Raoul Peck compie un viaggio, accompagnato da musica blues, nell’America profonda delle distese di campi e dei grandi grattacieli che si stagliano in un cielo al tramonto, un viaggio nella storia del paese, nel suo passato. Il regista ci conduce con la suggestiva immagine del raccordo di un treno contemporaneo con uno di filmati di repertorio. E fornisce un ritratto impietoso già nella vetrina con i pupazzetti di Hellraiser e dei supereroi Marvel accostati a quelli della Statua della Libertà, di Martin Luther King e George Bush (!). Le tensioni razziali appaiono come un tratto costitutivo, intrinseco dell’America. Un filo conduttore passa per le vicende degli anni Sessanta, per il pestaggio di Rodney King nel 1991 fino alle scene di guerriglia urbana che si susseguono ancora oggi. Peck, attraverso l’occhio e la penna di Baldwin, non fa sconti a nessuno, nemmeno a Robert Kennedy, di cui racconta il non proficuo incontro con la drammaturga e attivista Lorraine Hansberry. E di RFK viene sottolineata anche la benevolenza, quasi una concessione se si comporteranno bene, con cui dichiara che i neri, se continueranno a fare progressi, potrebbero arrivare dopo 40 anni a esprimere addirittura il Presidente. Cosa che in realtà – lo sappiamo a differenza di Baldwin che è morto prima di vederlo – è successa con Obama con una tempistica lievemente più lunga.

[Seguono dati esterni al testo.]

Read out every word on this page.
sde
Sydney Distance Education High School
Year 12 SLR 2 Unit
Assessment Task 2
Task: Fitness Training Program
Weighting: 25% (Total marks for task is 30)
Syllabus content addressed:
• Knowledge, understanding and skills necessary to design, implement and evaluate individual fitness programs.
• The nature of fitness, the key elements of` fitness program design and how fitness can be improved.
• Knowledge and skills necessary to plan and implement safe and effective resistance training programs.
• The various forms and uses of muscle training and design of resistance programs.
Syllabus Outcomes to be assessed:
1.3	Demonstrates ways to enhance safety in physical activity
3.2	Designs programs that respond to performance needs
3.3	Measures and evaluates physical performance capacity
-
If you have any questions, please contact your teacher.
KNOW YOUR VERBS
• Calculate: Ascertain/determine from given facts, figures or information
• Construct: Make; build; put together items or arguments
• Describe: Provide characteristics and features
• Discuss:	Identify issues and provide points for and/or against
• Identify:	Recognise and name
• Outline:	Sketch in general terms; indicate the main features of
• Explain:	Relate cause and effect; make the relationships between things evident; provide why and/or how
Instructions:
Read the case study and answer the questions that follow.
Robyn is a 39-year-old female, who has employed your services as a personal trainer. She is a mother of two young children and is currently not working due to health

Il razzismo odioso emerge da ogni piega dell’America profonda, Peck lo mostra direttamente con il footage di questo film. Esibendo anche, tra i materiali – con estratti sempre in frasi scritte sullo schermo come con una macchina da scrivere – un rapporto dell’FBI su James Baldwin che veniva attenzionato per il suo pensiero antirazzista, nonché come presunto gay (“Si dice sia omosessuale e ne ha in effetti l’aspetto”). E compare anche il faccione di un giovane J. Edgar Hoover che dalla televisione rassicura il popolo americano della sicurezza garantita dalla polizia federale. Non si tratta comunque solo del razzismo esplicito dei politici del white power, fautori della segregazione, dei manifestanti bianchi, del Ku Klux Klan. Il razzismo è anche quello più sottile che si dissimula, quello insito nei filmati apparentemente neutri. La trasmissione televisiva, nel 1968, in cui l’intervistatore di Baldwin sostiene come un grande segno della raggiunta parità stia nel fatto che i “negri” potessero partecipare da figuranti agli spot pubblicitari. E poi i ruoli da caratteristi buffi in cui erano impiegati attori di colore, e i vari zii Tom del cinema. Il campionario mostrato da I Am Not Your Negro è solo una goccia nello stagno. Basta pensare ai cartoon dove i neri erano raffigurati con l’osso tra i capelli, o agli altri tanti esempi riportati dal film How to Get the Man’s Foot Outta Your Ass (2003) di Mario Van Peebles.
I Am Not Your Negro è un lavoro di grande ricchezza, di contenuti, di materiali, di ritratti. Dove Raoul Peck gioca anche un’ulteriore carta, quella di mescolare le immagini, dei montaggi analogici, degli accostamenti che producono senso. Il rogo nazista dei libri degenerati e la scena del primo King Kong dove il rito tribale è ovviamente compiuto da uomini di colore. Doris Day con vestitino a paillettes e bottiglia di champagne in mano, e le foto dei neri impiccati. Una discesa inesorabile nel baratro.